Human rights group learns that UK spy agency GCHQ intercepted and stored the organisation's communications.

    Amnesty International is calling for inquiry into how and why the UK intelligence agency has been spying on human rights organisations [EPA]
    Amnesty International is calling for inquiry into how and why the UK intelligence agency has been spying on human rights organisations [EPA]

    UK's intelligence agency has spied on Amnesty international's communications, the tribunal responsible for handling complaints against the intelligence services revealed.

    On Wednesday, Amnesty International was notified through email by the tribunal that its communication had been accessed and stored by the Government Communications Headquarters agency, GCHQ.

    In the email, the Investigatory Powers Tribunal (IPT) was correcting a 22 June ruling that had mistakenly identified one of two NGOs which it found had been subjected to unlawful surveillance by the UK government.

    It made clear that it was actually Amnesty International and not the Egyptian Initiative for Personal Rights (EIPR) that was spied on, in addition to the Legal Resources Centre in South Africa.

    The organisations were among ten NGOs that launched a complaint against suspected unlawful surveillance of their work by UK's spy agencies.

    "After 18 months of litigation and all the denials and subterfuge that entailed, we now have confirmation that we were in fact subjected to UK government mass surveillance, Salil Shetty, Amnesty International’s secretary-general, said.
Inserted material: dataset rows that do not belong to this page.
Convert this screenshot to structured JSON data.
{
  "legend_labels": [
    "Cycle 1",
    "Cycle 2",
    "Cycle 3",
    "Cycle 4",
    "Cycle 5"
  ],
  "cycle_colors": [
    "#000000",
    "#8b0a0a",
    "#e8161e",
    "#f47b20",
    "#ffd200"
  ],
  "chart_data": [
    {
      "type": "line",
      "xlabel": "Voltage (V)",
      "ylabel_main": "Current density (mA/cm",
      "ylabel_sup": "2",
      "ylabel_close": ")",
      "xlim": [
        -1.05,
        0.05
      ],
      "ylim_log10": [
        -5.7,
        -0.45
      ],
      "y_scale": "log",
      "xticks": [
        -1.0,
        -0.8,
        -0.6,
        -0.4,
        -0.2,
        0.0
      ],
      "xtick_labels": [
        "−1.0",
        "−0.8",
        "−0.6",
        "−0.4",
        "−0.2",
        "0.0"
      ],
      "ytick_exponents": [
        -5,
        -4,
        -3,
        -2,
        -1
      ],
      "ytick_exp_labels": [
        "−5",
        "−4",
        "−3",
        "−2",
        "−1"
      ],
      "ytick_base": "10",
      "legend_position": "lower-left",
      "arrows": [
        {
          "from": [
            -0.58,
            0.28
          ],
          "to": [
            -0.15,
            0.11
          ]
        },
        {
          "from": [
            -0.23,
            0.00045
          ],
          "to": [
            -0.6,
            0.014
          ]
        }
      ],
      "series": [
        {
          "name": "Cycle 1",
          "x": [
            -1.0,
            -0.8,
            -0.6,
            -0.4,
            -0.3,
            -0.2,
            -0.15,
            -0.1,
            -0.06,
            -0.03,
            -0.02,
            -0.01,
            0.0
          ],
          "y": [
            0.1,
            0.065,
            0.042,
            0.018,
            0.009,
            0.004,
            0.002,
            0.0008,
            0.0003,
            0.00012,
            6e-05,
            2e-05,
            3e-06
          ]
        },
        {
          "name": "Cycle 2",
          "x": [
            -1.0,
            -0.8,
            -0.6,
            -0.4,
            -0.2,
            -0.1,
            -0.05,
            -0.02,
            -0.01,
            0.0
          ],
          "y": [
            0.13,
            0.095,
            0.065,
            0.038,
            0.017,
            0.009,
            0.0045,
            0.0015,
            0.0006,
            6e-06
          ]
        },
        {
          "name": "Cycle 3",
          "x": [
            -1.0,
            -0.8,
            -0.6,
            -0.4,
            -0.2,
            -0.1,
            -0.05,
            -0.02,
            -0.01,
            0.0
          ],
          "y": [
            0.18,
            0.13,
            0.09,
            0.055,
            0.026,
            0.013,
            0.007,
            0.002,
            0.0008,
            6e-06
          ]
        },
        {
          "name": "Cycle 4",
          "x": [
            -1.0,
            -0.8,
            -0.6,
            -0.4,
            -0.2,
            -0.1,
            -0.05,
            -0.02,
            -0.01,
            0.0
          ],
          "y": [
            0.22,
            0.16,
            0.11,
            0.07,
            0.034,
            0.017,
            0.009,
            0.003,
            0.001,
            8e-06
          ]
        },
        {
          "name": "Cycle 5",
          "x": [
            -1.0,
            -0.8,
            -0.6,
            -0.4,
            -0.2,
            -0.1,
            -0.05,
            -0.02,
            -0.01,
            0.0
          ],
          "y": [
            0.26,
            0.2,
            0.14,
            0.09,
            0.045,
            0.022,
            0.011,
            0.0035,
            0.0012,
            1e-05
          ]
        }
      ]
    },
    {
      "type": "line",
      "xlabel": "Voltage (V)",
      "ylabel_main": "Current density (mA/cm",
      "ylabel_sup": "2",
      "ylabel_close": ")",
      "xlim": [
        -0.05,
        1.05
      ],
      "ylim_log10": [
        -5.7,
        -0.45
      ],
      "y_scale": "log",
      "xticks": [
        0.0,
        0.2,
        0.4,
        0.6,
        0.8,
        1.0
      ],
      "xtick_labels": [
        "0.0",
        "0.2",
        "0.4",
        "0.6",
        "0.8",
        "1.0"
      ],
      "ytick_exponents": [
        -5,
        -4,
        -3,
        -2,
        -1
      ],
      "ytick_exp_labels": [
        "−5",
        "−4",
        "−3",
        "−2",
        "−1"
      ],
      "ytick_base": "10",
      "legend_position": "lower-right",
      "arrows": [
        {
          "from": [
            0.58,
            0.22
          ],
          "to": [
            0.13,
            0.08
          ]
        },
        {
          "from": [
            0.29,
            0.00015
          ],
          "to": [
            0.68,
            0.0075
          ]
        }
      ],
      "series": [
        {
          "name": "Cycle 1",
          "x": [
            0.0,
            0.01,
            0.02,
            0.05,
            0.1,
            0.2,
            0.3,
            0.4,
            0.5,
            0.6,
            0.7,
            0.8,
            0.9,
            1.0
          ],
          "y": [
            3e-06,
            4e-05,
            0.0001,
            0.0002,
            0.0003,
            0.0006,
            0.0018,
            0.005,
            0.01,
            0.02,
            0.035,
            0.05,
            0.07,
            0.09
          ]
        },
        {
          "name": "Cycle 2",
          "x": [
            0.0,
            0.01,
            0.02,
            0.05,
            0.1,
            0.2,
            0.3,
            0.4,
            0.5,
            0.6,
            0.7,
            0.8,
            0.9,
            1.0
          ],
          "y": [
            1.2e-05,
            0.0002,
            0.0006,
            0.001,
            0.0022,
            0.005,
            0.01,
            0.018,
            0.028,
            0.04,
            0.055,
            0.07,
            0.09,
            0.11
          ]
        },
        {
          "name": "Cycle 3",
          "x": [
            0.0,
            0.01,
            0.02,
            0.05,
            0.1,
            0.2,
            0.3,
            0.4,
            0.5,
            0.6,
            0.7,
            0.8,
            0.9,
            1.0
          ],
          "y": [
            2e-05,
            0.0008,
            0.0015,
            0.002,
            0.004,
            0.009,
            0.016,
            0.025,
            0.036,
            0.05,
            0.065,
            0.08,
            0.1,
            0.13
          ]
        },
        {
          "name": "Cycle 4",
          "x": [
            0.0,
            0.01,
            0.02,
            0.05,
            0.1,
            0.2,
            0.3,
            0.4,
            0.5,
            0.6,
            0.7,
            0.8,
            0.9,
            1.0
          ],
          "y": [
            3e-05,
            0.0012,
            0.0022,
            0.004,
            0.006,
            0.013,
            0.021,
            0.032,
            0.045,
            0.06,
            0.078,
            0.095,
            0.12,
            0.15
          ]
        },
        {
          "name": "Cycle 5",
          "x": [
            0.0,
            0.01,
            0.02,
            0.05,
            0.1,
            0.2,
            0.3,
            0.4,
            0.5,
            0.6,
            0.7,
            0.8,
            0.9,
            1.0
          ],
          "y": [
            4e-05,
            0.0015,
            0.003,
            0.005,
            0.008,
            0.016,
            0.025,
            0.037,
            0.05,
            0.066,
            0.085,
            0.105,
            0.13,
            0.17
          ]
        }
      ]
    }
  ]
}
    "It's outrageous that what has been often presented as being the domain of despotic rulers has been occurring on British soil, by the British government."

    Sharif Elsayed-Ali, Amnesty's deputy director for global thematic Issues, told Al Jazeera that the organisation had been suspecting it was being spied on for a long time.

    IPT's email made no mention of when or why Amnesty International was spied on, but Elsayed-Ali said: "We are speculating it could have to do with our investigation of violations being committed by the US and UK government."

    The latest information may cause concern among human rights defenders and victims of abuses who have been communicating with the organisation.

    Elsayed-Ali said that they try to secure their communication as much as possible, but they face threats of surveillance not only by the UK government but also by the governments where their contacts live.

    The organisation has called for independent inquiry into how and why a UK intelligence agency has been spying on human rights organisations.

    It also urged for "for significant legal reform, including proper pre-judicial authorisation and meaningful oversight of the use of surveillance powers by the UK security services".